Humeur acheteuse à New York la semaine dernière pour la dispersion de quelques 1 700 lots aux catalogues des ventes d’art impressionniste, moderne et contemporain. Les records les plus marquants – 110,7m$ pour Claude MONET, 91m$ pour Jeff KOONS, 88,8 m$ pour Robert RAUSCHENBERG – prouvent combien le marché est en quête d’icônes.
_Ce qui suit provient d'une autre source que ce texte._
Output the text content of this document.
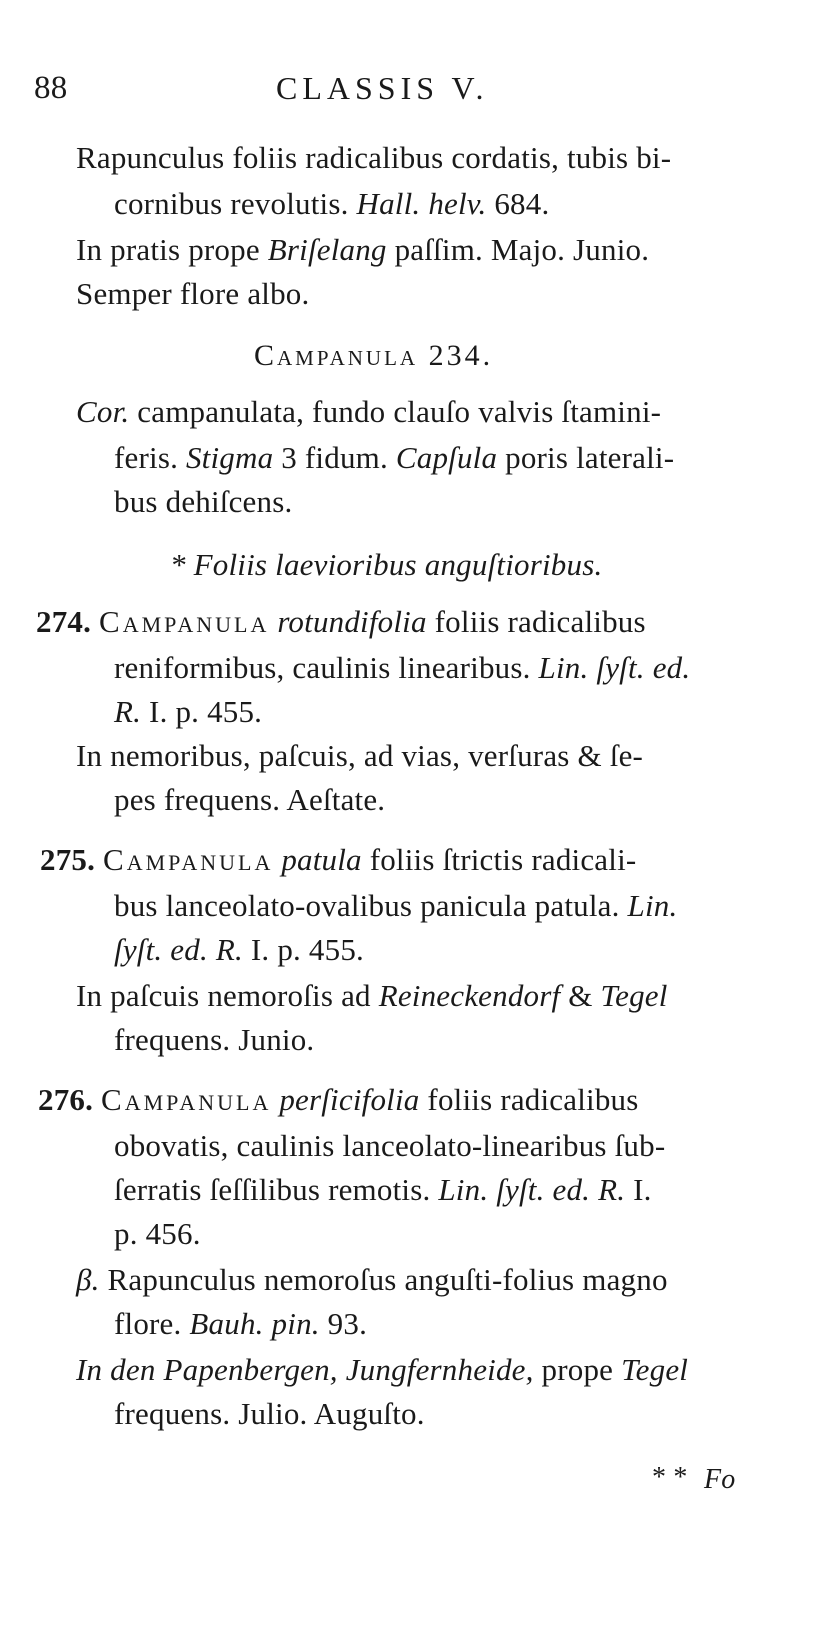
88	CLASSIS V.
Rapunculus foliis radicalibus cordatis, tubis bi-
cornibus revolutis. Hall. helv. 684.
In pratis prope Briſelang paſſim. Majo. Junio.
Semper flore albo.
Campanula 234.
Cor. campanulata, fundo clauſo valvis ſtamini-
feris. Stigma 3 fidum. Capſula poris laterali-
bus dehiſcens.
* Foliis laevioribus anguſtioribus.
274. Campanula rotundifolia foliis radicalibus
reniformibus, caulinis linearibus. Lin. ſyſt. ed.
R. I. p. 455.
In nemoribus, paſcuis, ad vias, verſuras & ſe-
pes frequens. Aeſtate.
275. Campanula patula foliis ſtrictis radicali-
bus lanceolato-ovalibus panicula patula. Lin.
ſyſt. ed. R. I. p. 455.
In paſcuis nemoroſis ad Reineckendorf & Tegel
frequens. Junio.
276. Campanula perſicifolia foliis radicalibus
obovatis, caulinis lanceolato-linearibus ſub-
ſerratis ſeſſilibus remotis. Lin. ſyſt. ed. R. I.
p. 456.
β. Rapunculus nemoroſus anguſti-folius magno
flore. Bauh. pin. 93.
In den Papenbergen, Jungfernheide, prope Tegel
frequens. Julio. Auguſto.
* * Fo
Record impressionniste : Sotheby’s décroche 110,7 millions pour Monet

Meules

Claude Monet – Meules (1890)

Des Meules de foin sous l’effet extraordinaire d’une lumière changeante, peintes par Claude Monet en 1890, étaient attendues autour de 55 millions : elles ont doublé la mise, partant au prix fort de 110,7 m$. Resté anonyme, l’acheteur signe le nouveau record de Monet et le record mondial pour une œuvre du mouvement Impressionniste au passage. Un collectionneur avait acquis ce chef-d’oeuvre en 1986 lors d’une vente chez Christie’s à New York pour 2,5 m$ seulement. La toile a donc réalisé 44 fois son prix de 1986. Le précédent record de Monet avait été établi en mai 2018 à 84,6  m$ pour des Nymphéas en fleurs dispersées par la maison Christie’s à New York. Le résultat fort de Sotheby’s planté le 14 mai dernier prouve que les toiles emblématiques des grands mouvements de l’art moderne n’ont pas fini de passer le seuil symbolique des 100 millions.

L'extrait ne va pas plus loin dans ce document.